SDXL Fine-Tuning on Lepton

Lepton jobs are designed for the efficient execution of long-running tasks, making it ideal for handling processes like model fine-tuning. In this guide, we'll walk you through using Lepton's job to streamline SDXL fine-tuning, improving team productivity and workflow. Let's dive in!

Step 1: Preparing an Output Directory for Fine-Tuning

To begin, create a folder within your Lepton workspace to store the fine-tuning results. You will later mount this folder as the output directory when configuring the fine-tuning job.

Go to your workspace storage page.
In the action bar, click New Folder, and name it to reflect your task. For this example, it can be sdxl-finetune.

Step 2: Configuring Your Job

Navigate to the Create Batch Job page.
Name your job, such as sdxl-finetune-job, and choose a resource type suitable for your task. For SDXL fine-tuning, we’ll select H100 as we’ll be using an H100 GPU.
Head over to Advanced Settings. In the File system mount section, click on Add file system mount button, select Mount from as the folder name you just created(sdxl-finetune for this example), and for Mount as, input /workspace/sdxl-finetune. This ensures that the fine-tuned model will be stored in the correct directory.

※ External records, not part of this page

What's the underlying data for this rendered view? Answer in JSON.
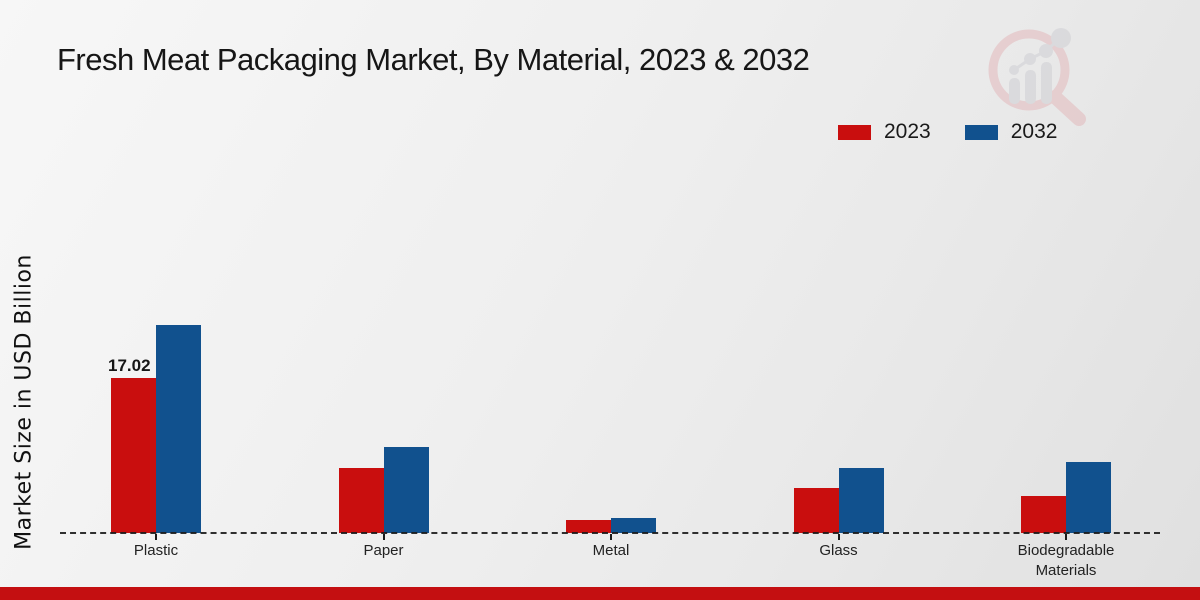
{
  "header": {
    "title": "Fresh Meat Packaging Market, By Material, 2023 & 2032",
    "logo": "market-research-magnifier-logo"
  },
  "legend": {
    "items": [
      {
        "label": "2023",
        "color": "#c90e0e"
      },
      {
        "label": "2032",
        "color": "#11518e"
      }
    ]
  },
  "chart_data": {
    "type": "bar",
    "title": "Fresh Meat Packaging Market, By Material, 2023 & 2032",
    "xlabel": "",
    "ylabel": "Market Size in USD Billion",
    "categories": [
      "Plastic",
      "Paper",
      "Metal",
      "Glass",
      "Biodegradable Materials"
    ],
    "series": [
      {
        "name": "2023",
        "color": "#c90e0e",
        "values": [
          17.02,
          7.2,
          1.4,
          4.9,
          4.1
        ],
        "value_labels": [
          "17.02",
          "",
          "",
          "",
          ""
        ]
      },
      {
        "name": "2032",
        "color": "#11518e",
        "values": [
          22.9,
          9.5,
          1.7,
          7.1,
          7.8
        ],
        "value_labels": [
          "",
          "",
          "",
          "",
          ""
        ]
      }
    ],
    "ylim": [
      0,
      24
    ],
    "grid": false,
    "legend_position": "top-right",
    "baseline_style": "dashed",
    "value_label_note": "only Plastic 2023 bar is labeled"
  },
  "footer": {
    "accent_bar_color": "#c40f11"
  }
}
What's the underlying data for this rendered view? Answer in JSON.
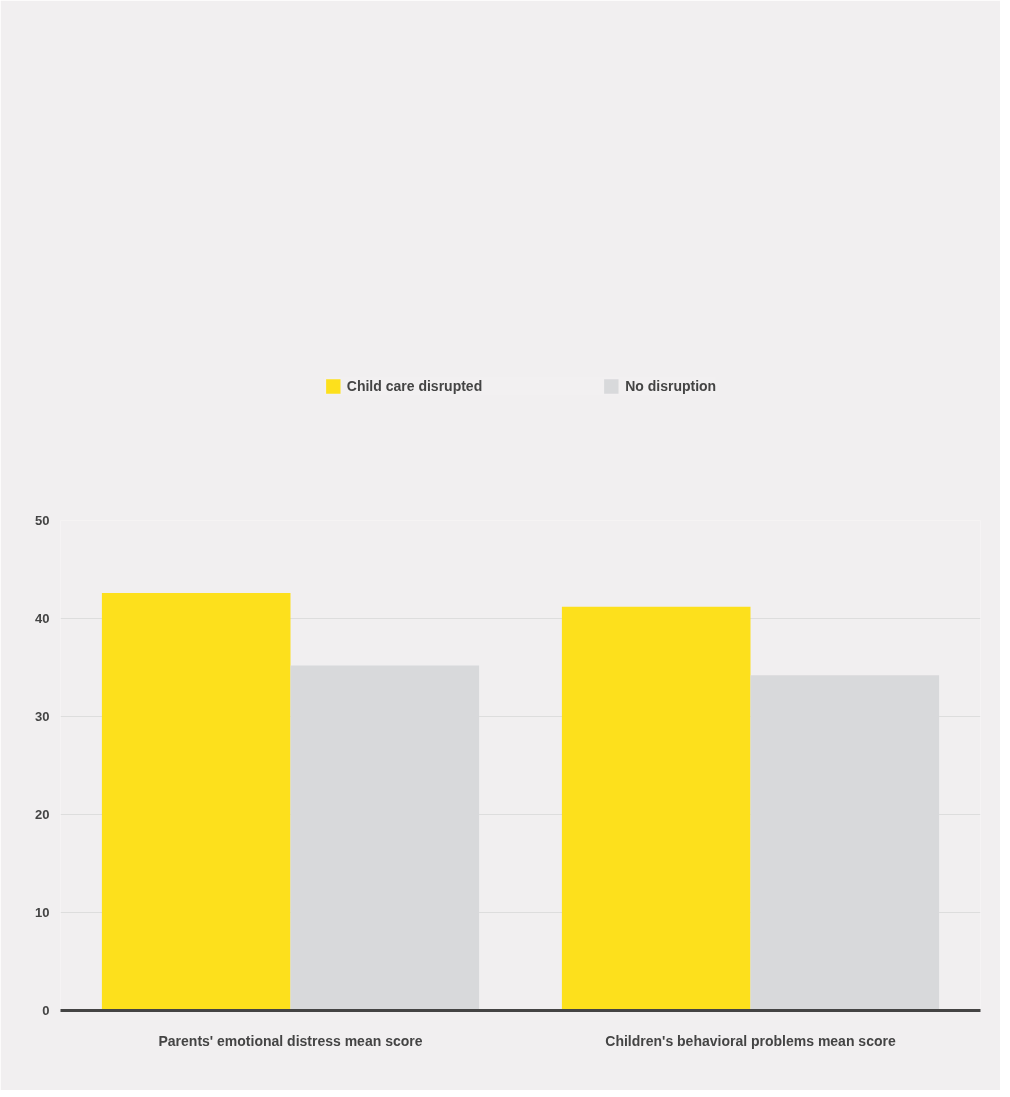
{
  "chart_data": {
    "type": "bar",
    "categories": [
      "Parents' emotional distress mean score",
      "Children's behavioral problems mean score"
    ],
    "series": [
      {
        "name": "Child care disrupted",
        "color": "#fde01c",
        "values": [
          42.6,
          41.2
        ]
      },
      {
        "name": "No disruption",
        "color": "#d8d9db",
        "values": [
          35.2,
          34.2
        ]
      }
    ],
    "ylim": [
      0,
      50
    ],
    "yticks": [
      0,
      10,
      20,
      30,
      40,
      50
    ],
    "grid": "y",
    "legend": "top"
  }
}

Step 3: Specifying the Fine-Tuning Command

In the Run Command section, define the fine-tuning command, ensuring that the output_dir is set to /workspace/sdxl-finetune to match the directory you mounted earlier. Here’s an example command for fine-tuning the SDXL model, where the output_dir is configured correctly:

# Clone the diffusers repository and install the required packages
git clone https://github.com/huggingface/diffusers
cd diffusers
pip install -e .

# Use text-to-image example for fine-tuning
cd examples/text_to_image/
pip install -r requirements_sdxl.txt
pip install bitsandbytes
pip install torch==2.4.1 torchvision==0.19.1 -f https://download.pytorch.org/whl/torch_stable.html

export MODEL_NAME="stabilityai/stable-diffusion-xl-base-1.0"
export VAE_NAME="madebyollin/sdxl-vae-fp16-fix"
export DATASET_NAME="lambdalabs/naruto-blip-captions"

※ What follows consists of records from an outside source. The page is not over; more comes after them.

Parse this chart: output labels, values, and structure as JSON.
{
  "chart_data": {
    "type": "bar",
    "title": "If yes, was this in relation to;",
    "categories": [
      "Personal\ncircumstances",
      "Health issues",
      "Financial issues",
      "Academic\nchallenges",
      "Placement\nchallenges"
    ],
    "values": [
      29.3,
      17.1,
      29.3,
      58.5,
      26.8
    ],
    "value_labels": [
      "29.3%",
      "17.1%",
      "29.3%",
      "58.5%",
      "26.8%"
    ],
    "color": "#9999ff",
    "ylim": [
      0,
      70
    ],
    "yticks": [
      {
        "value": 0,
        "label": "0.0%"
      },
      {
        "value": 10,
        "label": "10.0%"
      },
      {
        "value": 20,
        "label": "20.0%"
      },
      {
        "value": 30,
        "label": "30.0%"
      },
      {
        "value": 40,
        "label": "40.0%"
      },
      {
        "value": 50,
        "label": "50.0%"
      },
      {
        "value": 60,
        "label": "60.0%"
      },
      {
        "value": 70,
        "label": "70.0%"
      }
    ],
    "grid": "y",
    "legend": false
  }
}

accelerate launch train_text_to_image_sdxl.py \
  --pretrained_model_name_or_path=$MODEL_NAME \
  --pretrained_vae_model_name_or_path=$VAE_NAME \
  --dataset_name=$DATASET_NAME \
  --resolution=512 --center_crop --random_flip \
  --proportion_empty_prompts=0.2 \
  --train_batch_size=8 \
  --gradient_accumulation_steps=4 --gradient_checkpointing \
  --max_train_steps=10000 \
  --use_8bit_adam \
  --learning_rate=1e-06 --lr_scheduler="constant" --lr_warmup_steps=0 \
  --mixed_precision="fp16" \
  --validation_prompt="a cute Sundar Pichai creature" --validation_epochs 5 \
  --checkpointing_steps=5000 \
  --output_dir="/workspace/sdxl-finetune"

After entering the command, click on Create to launch the fine-tuning job.

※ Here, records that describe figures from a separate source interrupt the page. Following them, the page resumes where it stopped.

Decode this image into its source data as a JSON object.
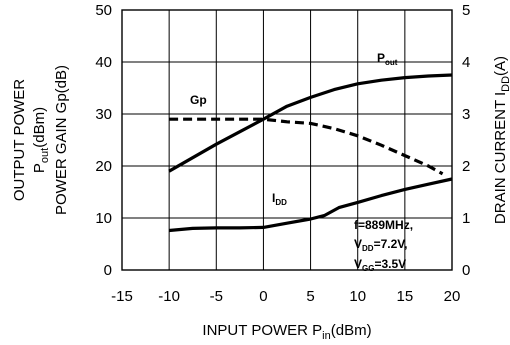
{
  "chart_data": {
    "type": "line",
    "title": "",
    "xlabel": {
      "main": "INPUT POWER P",
      "sub": "in",
      "tail": "(dBm)"
    },
    "ylabel_left_line1": "OUTPUT POWER",
    "ylabel_left_line2": {
      "main": "P",
      "sub": "out",
      "tail": "(dBm)"
    },
    "ylabel_left_line3": "POWER GAIN Gp(dB)",
    "ylabel_right": {
      "main": "DRAIN CURRENT I",
      "sub": "DD",
      "tail": "(A)"
    },
    "xlim": [
      -15,
      20
    ],
    "ylim_left": [
      0,
      50
    ],
    "ylim_right": [
      0,
      5
    ],
    "x_ticks": [
      "-15",
      "-10",
      "-5",
      "0",
      "5",
      "10",
      "15",
      "20"
    ],
    "y_left_ticks": [
      "0",
      "10",
      "20",
      "30",
      "40",
      "50"
    ],
    "y_right_ticks": [
      "0",
      "1",
      "2",
      "3",
      "4",
      "5"
    ],
    "grid": true,
    "series": [
      {
        "name": "Pout",
        "axis": "left",
        "style": "solid",
        "x": [
          -10,
          -7.5,
          -5,
          -2.5,
          0,
          2.5,
          5,
          7.5,
          10,
          12.5,
          15,
          17.5,
          20
        ],
        "y": [
          19,
          21.6,
          24.2,
          26.6,
          29,
          31.5,
          33.2,
          34.7,
          35.8,
          36.5,
          37,
          37.3,
          37.5
        ]
      },
      {
        "name": "Gp",
        "axis": "left",
        "style": "dashed",
        "x": [
          -10,
          -7.5,
          -5,
          -2.5,
          0,
          2.5,
          5,
          7.5,
          10,
          12.5,
          15,
          17.5,
          19
        ],
        "y": [
          29,
          29,
          29,
          29,
          29,
          28.5,
          28.2,
          27.2,
          25.8,
          24,
          22,
          20,
          18.5
        ]
      },
      {
        "name": "IDD",
        "axis": "right",
        "style": "solid",
        "x": [
          -10,
          -7.5,
          -5,
          -2.5,
          0,
          2.5,
          5,
          6.5,
          8,
          10,
          12.5,
          15,
          17.5,
          20
        ],
        "y": [
          0.76,
          0.8,
          0.81,
          0.81,
          0.82,
          0.9,
          0.98,
          1.05,
          1.2,
          1.3,
          1.43,
          1.55,
          1.65,
          1.75
        ]
      }
    ],
    "annotations": {
      "pout": {
        "main": "P",
        "sub": "out"
      },
      "gp": "Gp",
      "idd": {
        "main": "I",
        "sub": "DD"
      },
      "freq": "f=889MHz,",
      "vdd": {
        "main": "V",
        "sub": "DD",
        "tail": "=7.2V,"
      },
      "vgg": {
        "main": "V",
        "sub": "GG",
        "tail": "=3.5V"
      }
    }
  }
}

Step 4: Monitoring Your Fine-Tuning Job

The fine-tuning job might take a couple of hours to complete, depending on the complexity of the task and the resources allocated. You can monitor the job status and logs to track its progress.

Job Details: Once created, follow the instructions on the modal to navigate to the job details page, where you can see the job status and information.
Check Logs: When the job status shows Running, you can monitor its progress by clicking Logs, and view the logs of each replica to track the fine-tuning process.

Step 5: Accessing the Fine-Tuned Model

After the fine-tuning job is completed, you can see the job status turns to COMPLETED, and you can access the trained model file in the storage page within the folder you just created in step 1.

That's it! You've now set up and finished a fine-tuning job using Lepton's Job module. Enjoy the streamlined workflow and the power of efficient long-running tasks execution!